If there already exists an App registration for the Softadmin® system, for example because it has an existing integration with Azure Service Bus, Azure Key Vault or Microsoft Graph, reuse that app registration and just add a redirect URI. Otherwise, go to Azure Active Directory and create a new app registration.

Use the Redirect URI you were provided. Make the application single-tenant.

Write down the Application ID and Tenant ID.
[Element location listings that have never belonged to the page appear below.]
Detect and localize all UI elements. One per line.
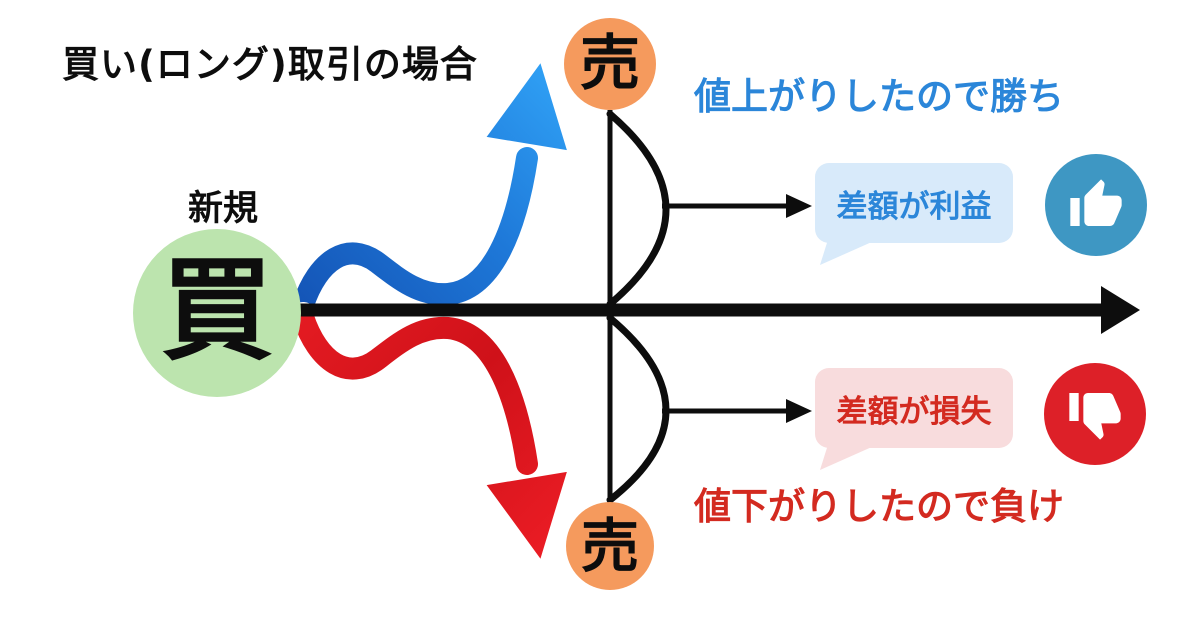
buy-node-label: 買 — [161, 246, 273, 376]
sell-node-bottom-label: 売 — [580, 512, 639, 580]
profit-bubble: 差額が利益 — [815, 163, 1013, 265]
entry-label: 新規 — [187, 189, 258, 229]
thumbs-down-icon — [1069, 393, 1121, 440]
profit-bubble-label: 差額が利益 — [836, 188, 992, 225]
thumbs-up-icon — [1070, 179, 1122, 226]
price-axis-arrow — [300, 286, 1140, 334]
buy-node: 買 — [133, 229, 301, 397]
sell-node-top-label: 売 — [580, 29, 640, 99]
up-trend-arrow — [288, 56, 572, 320]
down-trend-arrow — [288, 302, 572, 566]
profit-bubble-tail — [820, 241, 874, 265]
upper-range-bracket — [606, 110, 670, 308]
sell-node-top: 売 — [564, 18, 656, 110]
loss-bubble: 差額が損失 — [815, 368, 1013, 470]
loss-bubble-label: 差額が損失 — [836, 393, 992, 430]
sell-node-bottom: 売 — [566, 502, 654, 590]
lose-headline: 値下がりしたので負け — [694, 485, 1064, 528]
loss-pointer-arrow — [662, 399, 812, 423]
thumbs-down-badge — [1044, 363, 1146, 465]
lower-range-bracket — [606, 314, 670, 504]
thumbs-up-badge — [1045, 154, 1147, 256]
win-headline: 値上がりしたので勝ち — [694, 75, 1064, 118]
page-title: 買い(ロング)取引の場合 — [62, 43, 478, 86]
profit-pointer-arrow — [662, 194, 812, 218]
loss-bubble-tail — [820, 446, 874, 470]
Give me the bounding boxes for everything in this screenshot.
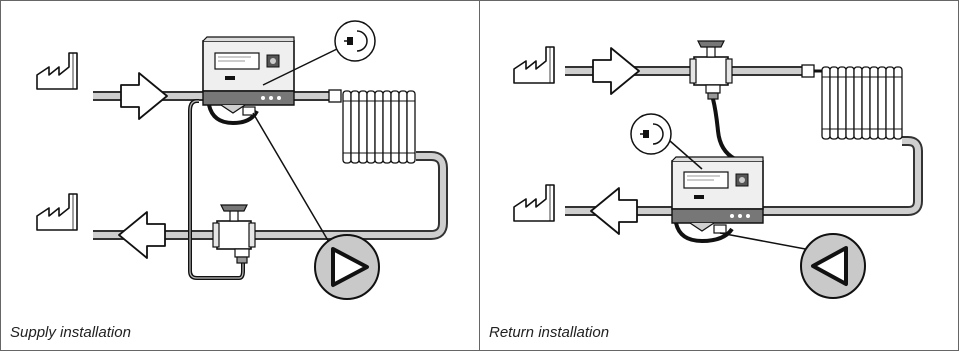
- return-pipe: [93, 151, 448, 240]
- return-installation-panel: Return installation: [480, 1, 958, 350]
- meter-connection-cable: [674, 222, 734, 244]
- sensor-plug-icon: [630, 113, 672, 155]
- sensor-pointer-line: [262, 48, 338, 86]
- factory-icon: [36, 193, 78, 231]
- radiator-icon: [821, 66, 903, 140]
- sensor-plug-icon: [334, 20, 376, 62]
- flow-direction-sign-icon: [314, 234, 380, 300]
- pipe-coupling-icon: [328, 89, 342, 103]
- flow-arrow-left-icon: [118, 211, 166, 259]
- supply-installation-panel: Supply installation: [1, 1, 480, 350]
- ball-valve-icon: [689, 40, 733, 100]
- ball-valve-icon: [212, 204, 256, 264]
- factory-icon: [36, 52, 78, 90]
- return-installation-diagram: [513, 40, 923, 299]
- radiator-icon: [342, 90, 416, 164]
- flow-sign-pointer-line: [719, 232, 817, 252]
- heat-meter-icon: [671, 156, 764, 232]
- pipe-coupling-icon: [801, 64, 815, 78]
- factory-icon: [513, 46, 555, 84]
- sensor-cable: [711, 98, 740, 163]
- supply-installation-caption: Supply installation: [10, 324, 131, 341]
- flow-arrow-right-icon: [592, 47, 640, 95]
- flow-arrow-right-icon: [120, 72, 168, 120]
- flow-direction-sign-icon: [800, 233, 866, 299]
- sensor-port-icon: [242, 106, 256, 116]
- return-installation-caption: Return installation: [489, 324, 610, 341]
- flow-arrow-left-icon: [590, 187, 638, 235]
- sensor-port-icon: [713, 224, 727, 234]
- meter-connection-cable: [207, 104, 259, 126]
- supply-installation-diagram: [36, 20, 448, 300]
- return-pipe: [565, 136, 923, 216]
- flow-sign-pointer-line: [252, 112, 334, 250]
- factory-icon: [513, 184, 555, 222]
- heat-meter-icon: [202, 36, 295, 114]
- sensor-pointer-line: [669, 140, 703, 170]
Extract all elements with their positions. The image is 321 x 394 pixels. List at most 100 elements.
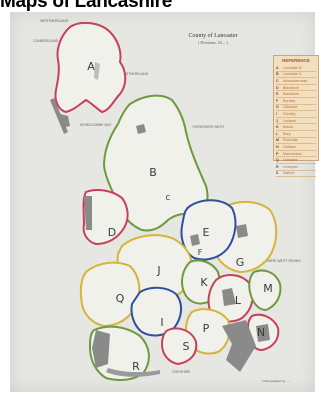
reference-label: Burnley <box>283 98 296 103</box>
division-n-label: N <box>257 326 265 339</box>
map-footnote: Lithographed by … <box>262 379 290 383</box>
reference-label: Clitheroe <box>283 105 298 110</box>
burnley-urban <box>236 224 248 238</box>
division-q-region <box>79 261 141 328</box>
reference-row: R Liverpool <box>276 164 316 171</box>
map-title: County of Lancaster <box>189 32 238 39</box>
division-i-label: I <box>160 316 163 329</box>
division-d-region <box>82 189 129 246</box>
division-r-label: R <box>132 360 140 373</box>
division-p-label: P <box>203 322 210 335</box>
reference-key: F <box>276 98 279 103</box>
bury-urban <box>222 288 236 306</box>
reference-key: N <box>276 144 279 149</box>
reference-row: L Bury <box>276 131 316 138</box>
reference-row: C Amounderness <box>276 78 316 85</box>
reference-row: K Bolton <box>276 124 316 131</box>
blackburn-urban <box>190 234 200 246</box>
reference-key: M <box>276 138 279 143</box>
blackpool-urban <box>84 196 92 230</box>
page-title: Maps of Lancashire <box>0 0 172 12</box>
place-cheshire: CHESHIRE <box>172 370 191 374</box>
mersey-estuary <box>106 368 160 377</box>
division-e-label: E <box>203 226 210 239</box>
map-subtitle: ( Divisions, 18— ) <box>198 40 229 46</box>
reference-key: R <box>276 164 279 169</box>
reference-key: L <box>276 131 279 136</box>
reference-row: F Burnley <box>276 98 316 105</box>
reference-label: Blackburn <box>283 85 299 90</box>
reference-row: D Blackburn <box>276 85 316 92</box>
reference-label: Liverpool <box>283 164 298 169</box>
reference-row: J Leyland <box>276 118 316 125</box>
reference-label: Amounderness <box>283 78 308 83</box>
reference-label: Leyland <box>283 118 296 123</box>
place-cumberland: CUMBERLAND <box>33 39 59 43</box>
reference-row: A Lonsdale N. <box>276 65 316 72</box>
division-a-region <box>54 21 127 114</box>
reference-key: I <box>276 111 277 116</box>
reference-row: B Lonsdale S. <box>276 72 316 79</box>
reference-label: Lonsdale N. <box>283 65 303 70</box>
division-l-label: L <box>235 294 242 307</box>
reference-key: K <box>276 125 279 130</box>
reference-label: Oldham <box>283 144 296 149</box>
reference-key: B <box>276 72 279 77</box>
place-westmorland-side: WESTMORLAND <box>120 72 149 76</box>
barrow-urban <box>60 114 70 128</box>
reference-key: S <box>276 171 279 176</box>
division-g-label: G <box>236 256 245 269</box>
liverpool-urban <box>92 330 110 368</box>
division-s-region <box>160 327 198 366</box>
coniston-water <box>94 62 100 80</box>
reference-key: G <box>276 105 279 110</box>
reference-legend: REFERENCE A Lonsdale N. B Lonsdale S. C Amoun… <box>273 55 319 178</box>
division-c-label: C <box>166 194 171 202</box>
division-f-label: F <box>198 248 203 257</box>
reference-key: J <box>276 118 278 123</box>
reference-label: Chorley <box>283 111 296 116</box>
reference-row: N Oldham <box>276 144 316 151</box>
reference-row: S Salford <box>276 171 316 178</box>
reference-key: A <box>276 65 279 70</box>
oldham-urban <box>256 324 270 342</box>
manchester-urban <box>222 320 256 372</box>
reference-key: C <box>276 78 279 83</box>
place-morecambe-bay: MORECAMBE BAY <box>80 123 112 127</box>
division-s-label: S <box>183 340 190 353</box>
reference-row: I Chorley <box>276 111 316 118</box>
division-k-label: K <box>200 276 208 289</box>
reference-label: Manchester <box>283 151 302 156</box>
division-a-label: A <box>87 60 95 73</box>
reference-row: M Rochdale <box>276 138 316 145</box>
place-yorkshire-west: YORKSHIRE WEST <box>192 125 225 129</box>
division-m-label: M <box>263 282 273 295</box>
reference-row: G Clitheroe <box>276 105 316 112</box>
reference-row: P Manchester <box>276 151 316 158</box>
reference-label: Blackburn <box>283 92 299 97</box>
reference-label: Bury <box>283 131 291 136</box>
reference-label: Ormskirk <box>283 158 298 163</box>
division-b-region <box>102 94 209 232</box>
reference-label: Lonsdale S. <box>283 72 302 77</box>
lancaster-urban <box>136 124 146 134</box>
division-d-label: D <box>108 226 116 239</box>
division-q-label: Q <box>116 292 125 305</box>
reference-key: D <box>276 85 279 90</box>
reference-label: Salford <box>283 171 295 176</box>
place-west-riding: YORKSHIRE WEST RIDING <box>255 259 301 263</box>
place-westmorland-top: WESTMORLAND <box>40 19 69 23</box>
reference-label: Bolton <box>283 125 294 130</box>
reference-key: Q <box>276 158 279 163</box>
reference-label: Rochdale <box>283 138 299 143</box>
division-m-region <box>248 269 282 312</box>
division-j-label: J <box>156 264 160 277</box>
reference-key: E <box>276 92 279 97</box>
division-b-label: B <box>149 166 157 179</box>
reference-row: E Blackburn <box>276 91 316 98</box>
reference-title: REFERENCE <box>282 58 310 63</box>
reference-key: P <box>276 151 279 156</box>
reference-row: Q Ormskirk <box>276 157 316 164</box>
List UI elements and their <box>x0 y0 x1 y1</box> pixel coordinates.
Create a new Client Secret for the application and write it down.

API Permissions

Give the app the following delegated permissions, all from the Microsoft Graph API.

OpenID permissions

Permission Type Description
email Delegated View users' email address
openid Delegated Sign users in
profile Delegated View users' basic profile

User permissions

Permission Type Description
User.Read Delegated Sign in and read user profile

Roles

If you were provided json with the app roles, modify the application manifest and overwrite the empty "appRoles" property with the appRoles property from the json.

Groups

If the application should use AD groups, modify the application manifest and change the "groupMembershipClaims" property to "SecurityGroup". Then create a list with the names and group/object ids of the AD groups that the Softadmin® system will use.

Give the Application ID, Tenant ID, Client Secret, and optionally the AD Groups to the Softadmin® administrator.

Softadmin® administrator

Go to Admin > Azure AD Single Sign-on > Tenants and add a tenant with the Tenant ID.

If groups are used, go to AD groups and add all AD groups.

Go to System settings and configure as follows:

  1. SingleSignOnAzureApplicationId should be the Application ID.

  2. SingleSignOnAzureClientSecretCredentials should be the name of encrypted credentials containing the Client secret.

  3. SingleSignOnAzureDiscoveryUrl should be "https://login.microsoftonline.com/{tenant}/v2.0/.well-known/openid-configuration" where {tenant} is replaced with the Tenant ID.

  4. SingleSignOn should be one of the Azure AD based modes.